“Türkiye Gazetecileri Hak ve Sorumluluk Bildirgesi’ne göre; gazeteci, mağdurun, güçsüzün, yoksulun, ötekileştirilenin ve sesini duyuramayanların sesi olmakla yükümlüdür. Gazeteci, basın özgürlüğünü, halkın doğru haber alma, bilgi edinme hakkı adına dürüst biçimde kullanır. Bu amaçla her türlü sansür ve oto sansürle mücadele etmeli, halkı da bu yönde bilgilendirmelidir. Gazetecinin halka karşı sorumluluğu, başta işverenine ve kamu otoritelerine karşı olmak üzere öteki tüm sorumluluklarından önce gelir. Bilgi ve haber ile özgür düşünce, herhangi bir ticari mal ve hizmetten farklı olarak toplumsal nitelik taşır.

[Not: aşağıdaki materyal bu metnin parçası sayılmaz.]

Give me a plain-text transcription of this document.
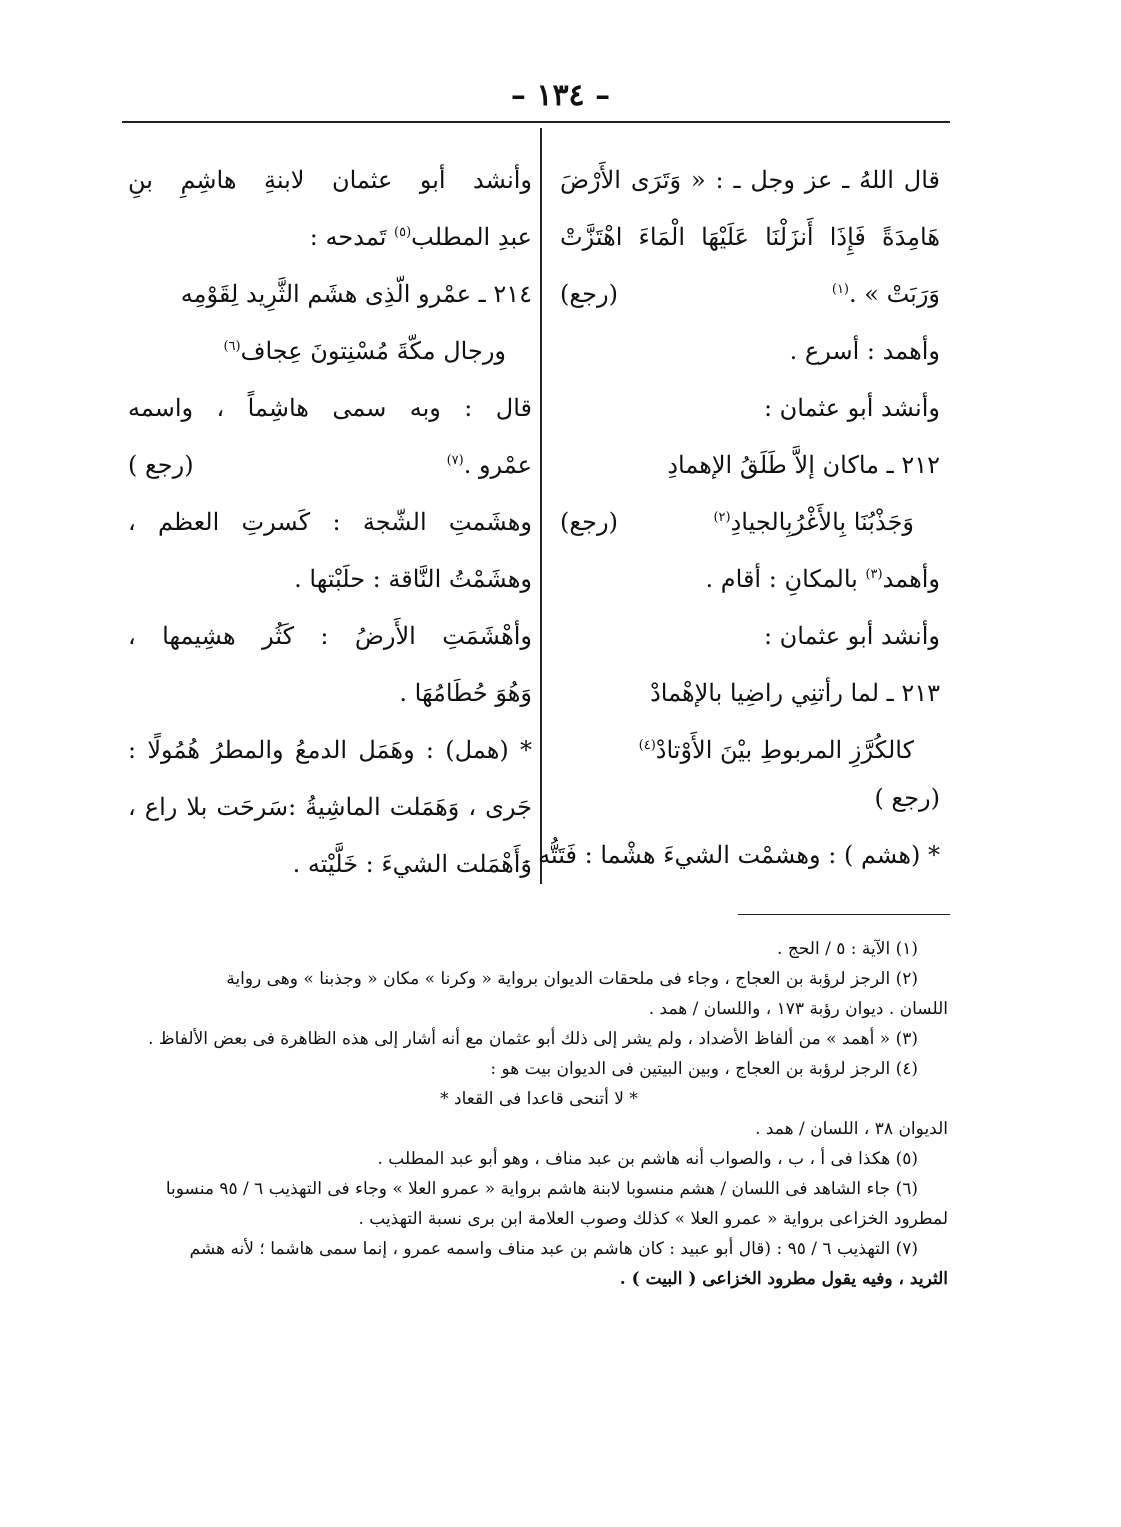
– ١٣٤ –
قال اللهُ ـ عز وجل ـ : « وَتَرَى الأَرْضَ
هَامِدَةً فَإِذَا أَنزَلْنَا عَلَيْهَا الْمَاءَ اهْتَزَّتْ
وَرَبَتْ » .$^{(١)}$
(رجع)
وأهمد : أسرع .
وأنشد أبو عثمان :
٢١٢ ـ ماكان إلاَّ طَلَقُ الإهمادِ
وَجَذْبُنَا بِالأَغْرُبِالجيادِ$^{(٢)}$
(رجع)
وأهمد$^{(٣)}$ بالمكانِ : أقام .
وأنشد أبو عثمان :
٢١٣ ـ لما رأتنِي راضِيا بالإهْمادْ
كالكُرَّزِ المربوطِ بيْنَ الأَوْتادْ$^{(٤)}$
(رجع )
* (هشم ) : وهشمْت الشيءَ هشْما : فَتَتُّه .
وأنشد أبو عثمان لابنةِ هاشِمِ بنِ
عبدِ المطلب$^{(٥)}$ تَمدحه :
٢١٤ ـ عمْرو الّذِى هشَم الثَّرِيد لِقَوْمِه
ورجال مكّةَ مُسْنِتونَ عِجاف$^{(٦)}$
قال : وبه سمى هاشِماً ، واسمه
عمْرو .$^{(٧)}$
(رجع )
وهشَمتِ الشّجة : كَسرتِ العظم ،
وهشَمْتُ النَّاقة : حلَبْتها .
وأهْشَمَتِ الأَرضُ : كَثُر هشِيمها ،
وَهُوَ حُطَامُهَا .
* (همل) : وهَمَل الدمعُ والمطرُ هُمُولًا :
جَرى ، وَهَمَلت الماشِيةُ :سَرحَت بلا راع ،
وَأَهْمَلت الشيءَ : خَلَّيْته .
(١) الآية : ٥ / الحج .
(٢) الرجز لرؤبة بن العجاج ، وجاء فى ملحقات الديوان برواية « وكرنا » مكان « وجذبنا » وهى رواية
اللسان . ديوان رؤبة ١٧٣ ، واللسان / همد .
(٣) « أهمد » من ألفاظ الأضداد ، ولم يشر إلى ذلك أبو عثمان مع أنه أشار إلى هذه الظاهرة فى بعض الألفاظ .
(٤) الرجز لرؤبة بن العجاج ، وبين البيتين فى الديوان بيت هو :
* لا أتنحى قاعدا فى القعاد *
الديوان ٣٨ ، اللسان / همد .
(٥) هكذا فى أ ، ب ، والصواب أنه هاشم بن عبد مناف ، وهو أبو عبد المطلب .
(٦) جاء الشاهد فى اللسان / هشم منسوبا لابنة هاشم برواية « عمرو العلا » وجاء فى التهذيب ٦ / ٩٥ منسوبا
لمطرود الخزاعى برواية « عمرو العلا » كذلك وصوب العلامة ابن برى نسبة التهذيب .
(٧) التهذيب ٦ / ٩٥ : (قال أبو عبيد : كان هاشم بن عبد مناف واسمه عمرو ، إنما سمى هاشما ؛ لأنه هشم
الثريد ، وفيه يقول مطرود الخزاعى ( البيت ) .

“Bahçeli meslektaşlarımızı tehdit etmiştir”
Ancak medyanın çoğunluğunu kontrol eden iktidar, haberin üretimini engelleyip, yurttaşı bilgisizleştirmekte, var olan olumsuzlukları normalleştirmeye, kamu yararına zarar veren eylemleri gözden uzak tutmaya çalışmaktadır. 26 Kasım 2024 tarihinde MHP Genel Başkanı Devlet Bahçeli ‘Halk TV başta olmak üzere medya organlarını ve patronlarını tek tek not aldığımızı, zamanı geldiğinde burunlarından fitil fitil getireceğimizi duyuruyorum’ diyerek meslektaşlarımızı tehdit etmiştir.
Aynı gün Diyarbakır’da gazeteciler Roza Metina, Ahmet Sümbül; İstanbul’da Erdoğan Alayumat (serbest), Bilge Aksu (serbest), Tuğçe Yılmaz (Bianet), Suzan Demir (Gazete Duvar); Batman’da Mehmet Uçar (serbest); Ankara’da Bilal Seçkin (serbest) gözaltına alınmıştır. RTÜK ise 27 Kasım 2024 tarihinde yapılan toplantısında; Halk TV, Flash Haber, Tele 1, Sözcü TV, NOW TV, Star TV, Show TV, Kanal D, S Sport, Exxen ve TV8’e yüzde 3 idari para cezası ve yayın durdurma içeren 13 ayrı yaptırım uygulamıştır.
Anayasa ve Basın Kanunu’na uyma çağrısı yapıldı
Basın ve düşünceyi ifade özgürlüğünü engellemek için gazetecilerin keyfi olarak gözaltına alınması, tehdit edilmesi, tutuklanması ve medya kuruluşlarının RTÜK eliyle sansür amacıyla düzenli olarak cezalandırılması demokrasi ayıbıdır. Yurttaşın haber alma hakkının engellenmesidir. Biz Türkiye Gazeteciler Cemiyeti olarak yurttaşın haber alma hakkının engellenmemesini, gözaltındaki gazetecilerin serbest bırakılmasını istiyoruz. Bir kez daha iktidarı Anayasa’ya, Basın Kanunu’na, basın ve düşünceyi ifade özgürlüğüne uygun davranmaya, gazetelerin can güvenliğini sağlamaya çağırıyoruz.”